Fraudulent Transaction Detection (Demo: Link )
Developed classifier on credit card transactional (time-series) data to detect the fraudulent transaction using Logistic Regression algorithm
Implemented sampling techniques like oversampling, under-sampling methods and Gaussian methods to add noise to reduce the imbalance in the data. Tuned the model using regularization techniques, and improved the model performance from 4% to 0.44% misclassifications on testing data
Customer Churn Analysis (Demo: Link )
Analyzed customer attributes like login patterns, spend time, likes, dislikes, purchases, complaints, etc. Built a classifier trained over XGBoost algorithm to predict the customer churn
Improved the model performance with F-score of 0.62 to 0.82 by implementing sampling techniques like oversampling, and under-sampling methods to reduce imbalance in the data; correlation analysis and t-test for feature selection
Price Forecasting (Demo: Link )
Implemented the ARIMA model to forecast oil prices. Conducted Augmented Dickey-Fuller test to evaluate the stationarity in the data. Reduced the stationarity using data transformations, decomposition technique to analyze Residual, Trend in the time-series data.

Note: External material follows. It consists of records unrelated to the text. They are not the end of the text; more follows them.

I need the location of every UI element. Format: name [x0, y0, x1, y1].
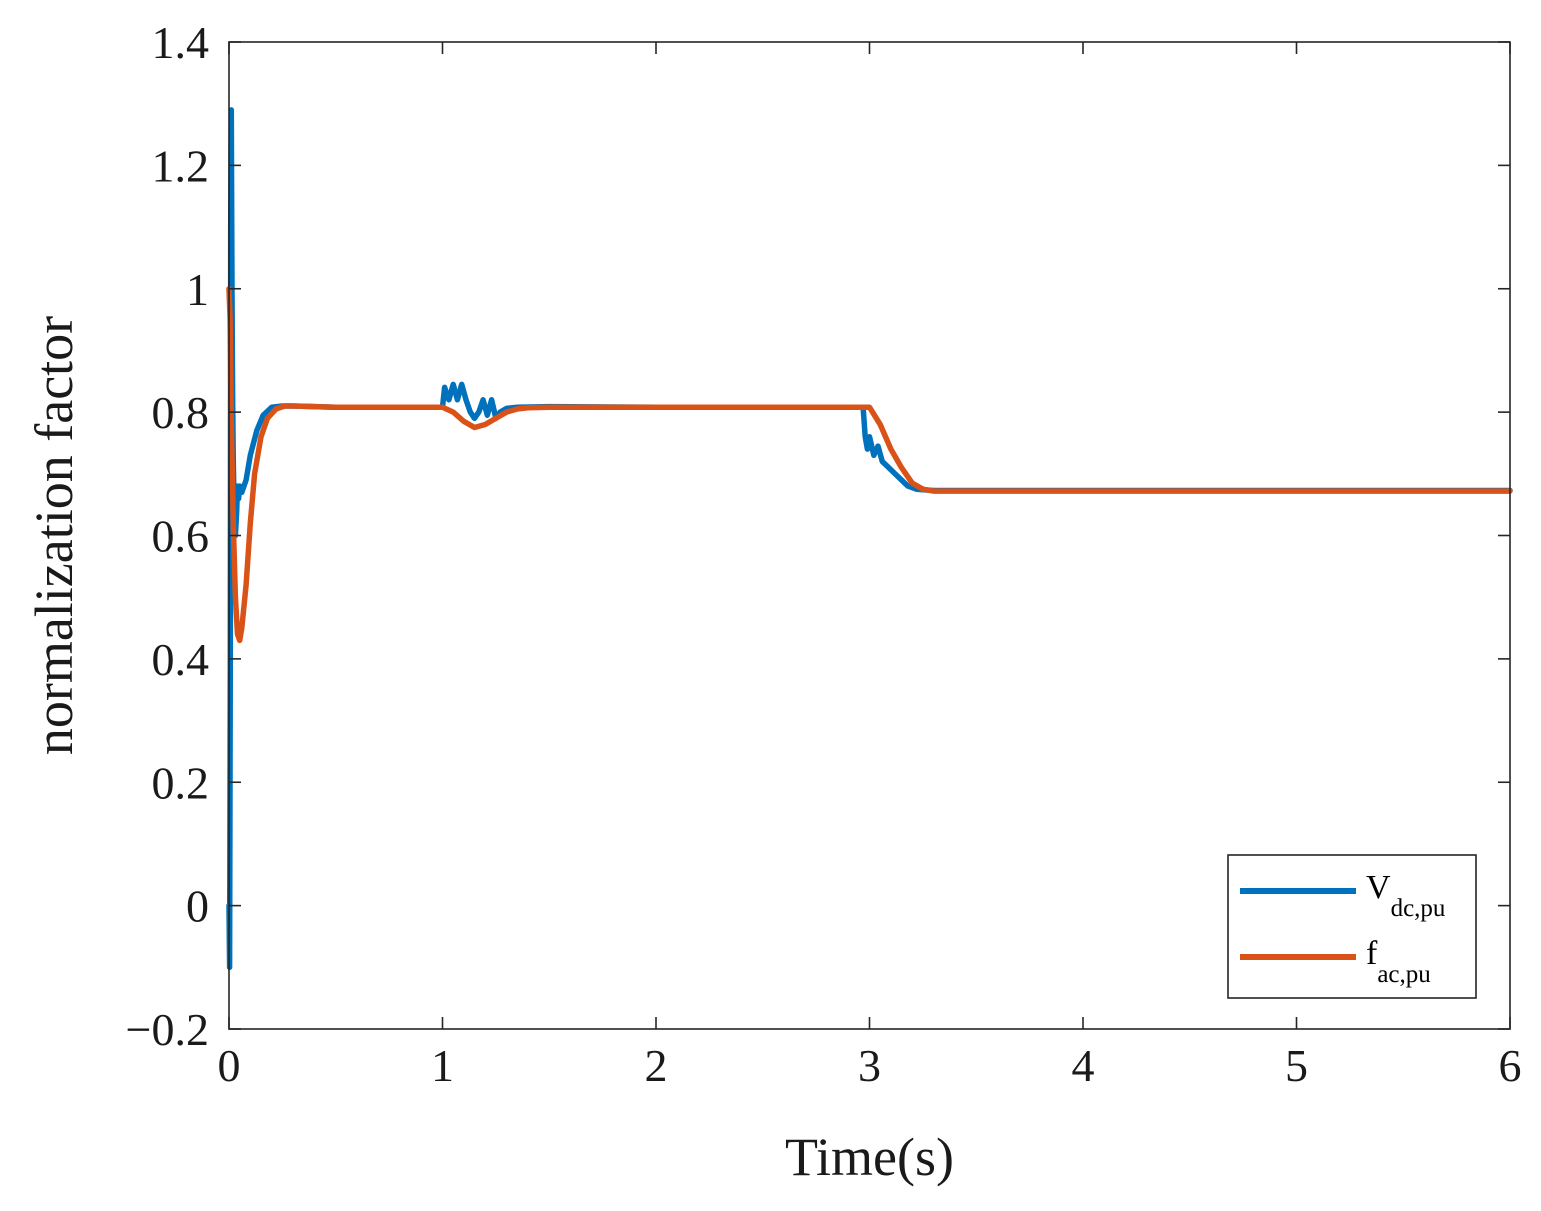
- legend-label-vdc-main: V: [1366, 869, 1391, 906]
- legend-label-fac: fac,pu: [1366, 935, 1431, 988]
- tick-layer: 0 1 2 3 4 5 6−0.200.20.40.60.811.21.4: [126, 17, 1522, 1091]
- y-tick-label: 0.4: [152, 634, 210, 685]
- legend-label-fac-sub: ac,pu: [1377, 961, 1431, 988]
- legend-label-vdc: Vdc,pu: [1366, 869, 1446, 922]
- x-tick-label: 0: [218, 1040, 241, 1091]
- y-tick-label: 1.2: [152, 140, 210, 191]
- legend-label-fac-main: f: [1366, 935, 1378, 972]
- series-layer: [226, 107, 1513, 971]
- y-tick-label: 1.4: [152, 17, 210, 68]
- legend: Vdc,pu fac,pu: [1227, 854, 1477, 999]
- y-tick-label: −0.2: [126, 1004, 209, 1055]
- x-tick-label: 5: [1285, 1040, 1308, 1091]
- y-tick-label: 0.6: [152, 511, 210, 562]
- x-tick-label: 1: [431, 1040, 454, 1091]
- x-tick-label: 4: [1072, 1040, 1095, 1091]
- series-line-1: [226, 286, 1513, 644]
- legend-box: [1227, 854, 1477, 999]
- x-axis-title: Time(s): [785, 1127, 954, 1187]
- y-axis-title: normalization factor: [24, 316, 84, 755]
- x-tick-label: 6: [1499, 1040, 1522, 1091]
- y-tick-label: 0: [186, 881, 209, 932]
- y-tick-label: 1: [186, 264, 209, 315]
- y-tick-label: 0.2: [152, 757, 210, 808]
- legend-label-vdc-sub: dc,pu: [1391, 895, 1446, 922]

Tuned model parameters (p, d, q for ARIMA) using walk-forward validation techniques and PCAF, ACF analysis
Marketing campaign Analysis (Demo: Link )
Devised a predictive model to improve the targeted marketing strategy by analyzing the past campaign data of Portuguese bank customer data.
Used correlation analysis and t-test for feature selection. Trained the data over Adaboost algorithm and tuned the parameter to improve the performance of mean AUC score 0.81. This model helped to interpret the attributes and helped to draft the strategy and channelize the campaign to improve the customer base.